Here's the question you clicked on:
nightwill
Say that there is a rough surface. Prove that it is always possible to put a square table so that all four legs rest on the surface. (The table can be tilted)
I'm sorry I don't get your question.
Any way possible. There isn't any restriction. That is all the things I got from the teacher.
I think this table problem may have to do with the postulate that through three noncollinear points there is exactly one plane. With the floor's being described as "rough," I assume that the fourth table leg may not lie in the same plane as the other three. In that scenario, someone sitting adjacent to that table leg can tilt the table so that it rests on the plane formed by the 3 noncollinear points. Or, place a wad of paper underneath the fourth leg.

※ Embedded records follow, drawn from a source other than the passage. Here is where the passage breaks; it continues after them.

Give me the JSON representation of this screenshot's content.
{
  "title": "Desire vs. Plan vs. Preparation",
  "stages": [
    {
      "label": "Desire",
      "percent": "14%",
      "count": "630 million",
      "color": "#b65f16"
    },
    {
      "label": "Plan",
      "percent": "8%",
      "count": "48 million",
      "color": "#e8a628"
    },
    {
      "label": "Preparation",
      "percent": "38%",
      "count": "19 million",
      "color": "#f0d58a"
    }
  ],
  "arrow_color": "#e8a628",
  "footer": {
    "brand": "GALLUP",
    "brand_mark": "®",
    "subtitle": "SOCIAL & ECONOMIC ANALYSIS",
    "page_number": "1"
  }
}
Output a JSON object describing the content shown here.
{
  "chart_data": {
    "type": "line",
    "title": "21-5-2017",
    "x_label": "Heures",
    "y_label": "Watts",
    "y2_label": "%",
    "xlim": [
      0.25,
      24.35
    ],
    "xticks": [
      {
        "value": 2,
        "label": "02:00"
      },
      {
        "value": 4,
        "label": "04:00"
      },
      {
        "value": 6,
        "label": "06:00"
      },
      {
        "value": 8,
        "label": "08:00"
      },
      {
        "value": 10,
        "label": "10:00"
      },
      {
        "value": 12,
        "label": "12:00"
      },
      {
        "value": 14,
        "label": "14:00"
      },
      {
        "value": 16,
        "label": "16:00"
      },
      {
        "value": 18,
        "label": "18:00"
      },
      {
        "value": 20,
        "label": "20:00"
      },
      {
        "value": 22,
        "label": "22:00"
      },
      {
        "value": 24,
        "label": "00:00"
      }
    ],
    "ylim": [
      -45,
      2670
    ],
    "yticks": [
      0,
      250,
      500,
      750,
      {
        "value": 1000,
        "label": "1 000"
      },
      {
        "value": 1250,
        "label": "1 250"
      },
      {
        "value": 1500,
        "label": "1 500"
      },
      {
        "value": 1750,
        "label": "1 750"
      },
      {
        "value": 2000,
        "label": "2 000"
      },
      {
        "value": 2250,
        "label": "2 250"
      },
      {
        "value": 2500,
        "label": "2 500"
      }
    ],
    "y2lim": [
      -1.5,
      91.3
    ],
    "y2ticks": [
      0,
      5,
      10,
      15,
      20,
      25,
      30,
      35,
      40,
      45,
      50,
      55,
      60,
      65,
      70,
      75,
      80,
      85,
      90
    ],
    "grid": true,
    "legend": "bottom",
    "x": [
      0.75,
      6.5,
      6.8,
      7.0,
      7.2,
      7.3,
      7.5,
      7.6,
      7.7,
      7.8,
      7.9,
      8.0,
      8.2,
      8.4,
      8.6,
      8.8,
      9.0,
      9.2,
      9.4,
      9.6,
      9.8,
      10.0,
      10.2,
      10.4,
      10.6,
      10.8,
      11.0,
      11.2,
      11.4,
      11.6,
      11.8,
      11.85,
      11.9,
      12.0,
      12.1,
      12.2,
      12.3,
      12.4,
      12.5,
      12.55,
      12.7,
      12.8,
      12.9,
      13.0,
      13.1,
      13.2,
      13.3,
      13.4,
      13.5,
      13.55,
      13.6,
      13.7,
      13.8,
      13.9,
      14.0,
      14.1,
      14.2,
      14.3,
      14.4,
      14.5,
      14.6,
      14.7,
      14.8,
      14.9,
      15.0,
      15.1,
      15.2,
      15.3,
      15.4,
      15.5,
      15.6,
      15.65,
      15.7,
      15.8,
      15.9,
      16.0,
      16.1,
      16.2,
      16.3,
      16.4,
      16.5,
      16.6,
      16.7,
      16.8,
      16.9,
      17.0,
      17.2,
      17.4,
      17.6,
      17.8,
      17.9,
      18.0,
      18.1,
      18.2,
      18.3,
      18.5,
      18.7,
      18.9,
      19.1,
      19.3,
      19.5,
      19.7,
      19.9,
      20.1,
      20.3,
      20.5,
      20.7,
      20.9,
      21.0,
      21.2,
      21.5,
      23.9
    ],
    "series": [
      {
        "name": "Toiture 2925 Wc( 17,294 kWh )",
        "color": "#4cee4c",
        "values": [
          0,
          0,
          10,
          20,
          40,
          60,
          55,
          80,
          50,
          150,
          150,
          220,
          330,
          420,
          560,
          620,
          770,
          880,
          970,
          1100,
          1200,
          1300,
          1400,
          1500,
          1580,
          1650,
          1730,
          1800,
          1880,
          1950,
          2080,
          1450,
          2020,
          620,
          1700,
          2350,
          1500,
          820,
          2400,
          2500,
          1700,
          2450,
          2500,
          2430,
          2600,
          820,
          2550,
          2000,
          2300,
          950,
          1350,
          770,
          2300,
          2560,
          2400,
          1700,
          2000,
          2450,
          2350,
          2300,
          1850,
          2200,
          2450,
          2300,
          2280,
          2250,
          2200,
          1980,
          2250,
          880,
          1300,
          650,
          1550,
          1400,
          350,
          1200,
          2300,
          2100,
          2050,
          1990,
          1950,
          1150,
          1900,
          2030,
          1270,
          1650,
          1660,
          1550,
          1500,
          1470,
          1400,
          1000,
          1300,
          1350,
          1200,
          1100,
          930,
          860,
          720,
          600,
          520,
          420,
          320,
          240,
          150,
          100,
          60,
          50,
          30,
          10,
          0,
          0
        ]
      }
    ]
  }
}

I think the question asserts a perfect table, i.e. the 4 legs are the same length and are parallel.
Yep CeW. Thank you for clarifying that yes that's what I want.
What's being asked, in a mathematical sense, is to prove that for any function of 2 variables f(x,y), that f has the same value at the points: (x0, y0), (x0+d,y0), (x0,y0+d), (x0+d,y0+d), for at least one point (x0,y0) given a value of d. Here, x,y are the coordinates on a plane running through the mean height of the floor and z=f(x,y) is the height of the floor at that point (say, relative to its mean height). d is the square table side length.